コストはできるだけ抑えたいものです。建設、運用、維持の各フェーズごとに分けてポイントをご紹介します。

1. 建設フェーズ

  1. 持続可能な設計:自然の光や風を活用するパッシブデザイン、環境に優しい材料や耐久性の高い材料の選択、省エネルギー性能の高い建材や設備の導入など、持続可能な設計手法を採用することで、運用フェーズのコストを抑えることができます。省エネルギー性への配慮としては断熱性の高い建材の選択や効率の良い設備の導入などが挙げられます。耐久性への配慮としては屋根材や外壁材といった雨、風、日射を直接受ける部分については耐久性の高い材料を使うことで、修理やメンテナンスの頻度とコストを低減できるでしょう。ただし初期コストが上がってしまうこともあるため、運用、維持コストを下げられる利点とのバランスをとることが計画段階で求められます。

  2. 柔軟性: 将来的な変更や拡張のニーズに対応しやすい設計は、後々の改修コストを低く抑えることができます。オフィスビルであればOAフロアを採用することは一般的となっていますがそれもこの柔軟性への配慮からといえるでしょう。

  3. 総合的なコスト評価:初期コストだけでなく、ライフサイクル全体のコストを評価し、最もコスト効果の高い材料や技術を選択することが重要です。建設費だけでなく、運用、維持にかかるコストの想定をし、可能であればシュミレーションを元に計画が進められることが望ましいでしょう。

  4. 品質管理:建設時の品質を徹底的に管理することで、運用後の不具合や補修コストを削減できる可能性があります。施工の自動化、機械化、プレファブ化などにより精度の向上は日々進んでいます。しかし最終的には技術者の目で確認、管理がなされることで確実なものとなるでしょう。

2. 運用フェーズ

  1. エネルギー管理:建物のエネルギー消費を定期的にモニタリングし、不必要な消費を削減するための対策を講じることが望ましいでしょう。ビルなどの施設建築物であればBEMS(ビルディングエネルギーマネジメントシステム)、住宅であればHEMS(ハウスエネルギーマネジメントシステム)によりエネルギー消費や創出を可視化することで効果や改善点を把握できるようになり、適切なエネルギー管理が可能となることで運用コストの低減につなげられる可能性があります。

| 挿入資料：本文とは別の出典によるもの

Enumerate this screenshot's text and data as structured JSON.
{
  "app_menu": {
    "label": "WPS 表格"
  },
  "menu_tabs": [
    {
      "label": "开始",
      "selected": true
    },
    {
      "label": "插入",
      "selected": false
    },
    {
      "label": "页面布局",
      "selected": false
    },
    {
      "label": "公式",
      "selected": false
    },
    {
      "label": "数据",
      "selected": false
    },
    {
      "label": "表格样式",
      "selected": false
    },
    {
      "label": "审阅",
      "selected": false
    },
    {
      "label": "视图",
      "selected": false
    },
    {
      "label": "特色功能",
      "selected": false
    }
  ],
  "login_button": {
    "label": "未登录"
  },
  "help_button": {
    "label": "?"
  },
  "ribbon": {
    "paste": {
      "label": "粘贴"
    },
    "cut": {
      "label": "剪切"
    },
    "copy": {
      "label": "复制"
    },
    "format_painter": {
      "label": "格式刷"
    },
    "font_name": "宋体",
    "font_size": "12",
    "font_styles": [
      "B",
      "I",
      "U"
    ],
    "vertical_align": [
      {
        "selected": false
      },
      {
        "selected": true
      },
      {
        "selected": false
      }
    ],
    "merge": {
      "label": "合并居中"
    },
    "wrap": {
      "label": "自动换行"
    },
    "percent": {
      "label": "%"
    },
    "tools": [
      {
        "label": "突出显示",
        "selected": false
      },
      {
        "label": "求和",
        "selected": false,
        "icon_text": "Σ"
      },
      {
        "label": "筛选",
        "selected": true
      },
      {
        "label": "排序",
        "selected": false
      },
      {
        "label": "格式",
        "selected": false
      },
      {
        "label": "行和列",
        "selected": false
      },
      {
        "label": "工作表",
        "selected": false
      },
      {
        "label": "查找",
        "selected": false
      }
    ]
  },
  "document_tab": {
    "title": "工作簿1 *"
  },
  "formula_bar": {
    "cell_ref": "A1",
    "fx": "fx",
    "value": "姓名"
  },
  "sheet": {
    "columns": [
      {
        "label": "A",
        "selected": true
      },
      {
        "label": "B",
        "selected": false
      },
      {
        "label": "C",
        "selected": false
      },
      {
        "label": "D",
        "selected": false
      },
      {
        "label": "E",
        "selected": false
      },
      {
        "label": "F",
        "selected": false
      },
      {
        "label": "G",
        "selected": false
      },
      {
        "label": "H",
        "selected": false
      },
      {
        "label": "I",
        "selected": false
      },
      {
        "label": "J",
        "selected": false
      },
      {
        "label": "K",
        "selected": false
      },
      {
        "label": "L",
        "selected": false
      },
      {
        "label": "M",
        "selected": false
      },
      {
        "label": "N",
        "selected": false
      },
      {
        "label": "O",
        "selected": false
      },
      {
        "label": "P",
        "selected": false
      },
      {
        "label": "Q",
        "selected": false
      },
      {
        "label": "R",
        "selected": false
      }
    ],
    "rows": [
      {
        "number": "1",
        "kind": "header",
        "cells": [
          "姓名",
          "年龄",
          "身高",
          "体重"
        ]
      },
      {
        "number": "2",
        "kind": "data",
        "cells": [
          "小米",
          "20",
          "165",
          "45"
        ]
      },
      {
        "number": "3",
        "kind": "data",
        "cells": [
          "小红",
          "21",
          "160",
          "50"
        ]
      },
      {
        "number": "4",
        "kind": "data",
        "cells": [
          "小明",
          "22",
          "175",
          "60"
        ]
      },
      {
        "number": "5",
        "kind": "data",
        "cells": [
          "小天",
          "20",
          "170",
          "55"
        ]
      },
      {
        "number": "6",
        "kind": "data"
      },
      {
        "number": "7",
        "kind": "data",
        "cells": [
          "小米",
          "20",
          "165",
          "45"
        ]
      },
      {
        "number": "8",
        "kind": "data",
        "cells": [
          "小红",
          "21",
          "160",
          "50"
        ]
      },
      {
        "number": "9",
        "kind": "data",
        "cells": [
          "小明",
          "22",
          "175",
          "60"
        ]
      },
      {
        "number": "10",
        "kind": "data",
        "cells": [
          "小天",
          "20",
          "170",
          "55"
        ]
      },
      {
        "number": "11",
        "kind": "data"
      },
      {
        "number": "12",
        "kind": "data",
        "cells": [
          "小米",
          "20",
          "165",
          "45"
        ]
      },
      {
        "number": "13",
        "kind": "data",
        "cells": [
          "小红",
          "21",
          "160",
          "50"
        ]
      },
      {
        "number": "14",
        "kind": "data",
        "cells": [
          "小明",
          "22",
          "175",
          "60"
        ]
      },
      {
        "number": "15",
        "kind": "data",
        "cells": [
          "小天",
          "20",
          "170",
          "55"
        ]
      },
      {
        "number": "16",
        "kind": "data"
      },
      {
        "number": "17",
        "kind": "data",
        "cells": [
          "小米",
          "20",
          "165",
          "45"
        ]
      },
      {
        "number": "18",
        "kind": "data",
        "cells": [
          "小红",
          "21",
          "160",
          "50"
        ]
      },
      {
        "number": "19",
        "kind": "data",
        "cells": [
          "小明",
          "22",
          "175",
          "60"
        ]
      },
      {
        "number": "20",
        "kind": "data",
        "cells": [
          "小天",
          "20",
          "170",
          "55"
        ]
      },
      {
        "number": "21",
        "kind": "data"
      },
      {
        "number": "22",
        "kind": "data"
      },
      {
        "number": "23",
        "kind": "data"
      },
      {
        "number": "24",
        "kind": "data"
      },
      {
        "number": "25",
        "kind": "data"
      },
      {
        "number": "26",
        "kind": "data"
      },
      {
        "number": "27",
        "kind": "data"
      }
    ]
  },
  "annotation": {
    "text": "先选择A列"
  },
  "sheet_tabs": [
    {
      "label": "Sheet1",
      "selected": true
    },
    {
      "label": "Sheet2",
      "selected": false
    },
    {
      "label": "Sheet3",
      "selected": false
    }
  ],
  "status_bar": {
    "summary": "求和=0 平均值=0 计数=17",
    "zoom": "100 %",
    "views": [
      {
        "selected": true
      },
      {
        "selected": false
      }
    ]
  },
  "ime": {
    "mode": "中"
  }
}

  2. 自動化と最適化:自動化技術を用いてエネルギー使用を最適化することで運用コストを低減することができるでしょう。例えば照明ではトイレなどの利用が間欠的な空間では人感センサー付き照明とすることで消し忘れによるエネルギーロスを防いだり、常時利用される執務室においても昼光利用制御システムを導入することで昼光の量に応じて照度を調整し、照明に必要なエネルギーの最適化を図ることが可能となります。

3. 維持フェーズ

  1. 定期的な点検・保守:予防保守を行い、早期に建物の部分や機器の不具合や劣化を察知することも重要なポイントです。大規模な修繕や交換を防ぐことにつながり、維持管理におけるコストを最小限にとどめられるでしょう。
  2. 効果的な修繕計画:建物や設備の寿命を想定し、必要な修繕や更新を適切なタイミングで行う計画を立てることも重要です。建物は一様に劣化するのではなく、日射や雨がかりなどの環境負荷の違いや材料の違い、設備の耐久性の違いなどからそれぞれ異なるタイミングで修繕、更新が必要となります。この点を建物の状況に応じて検討、準備することが重要です。
  3. 維持・修繕の技術の更新:新しい技術や方法を活用して維持・修繕のコストを抑えることも重要です。建物が竣工し、長い年月運用される間に、より高品質で経済的な技術や方法が生み出されていると考えられます。積極的に情報収集を行い、最適な方法を採用することが必要でしょう。

これらの方策が、建築のライフサイクルコストを効果的に抑えるためのポイントです。建物の用途や計画地の気候、状況に応じて、建物の計画段階で十分に検討することでライフサイクルコストの低減を図ることができるでしょう。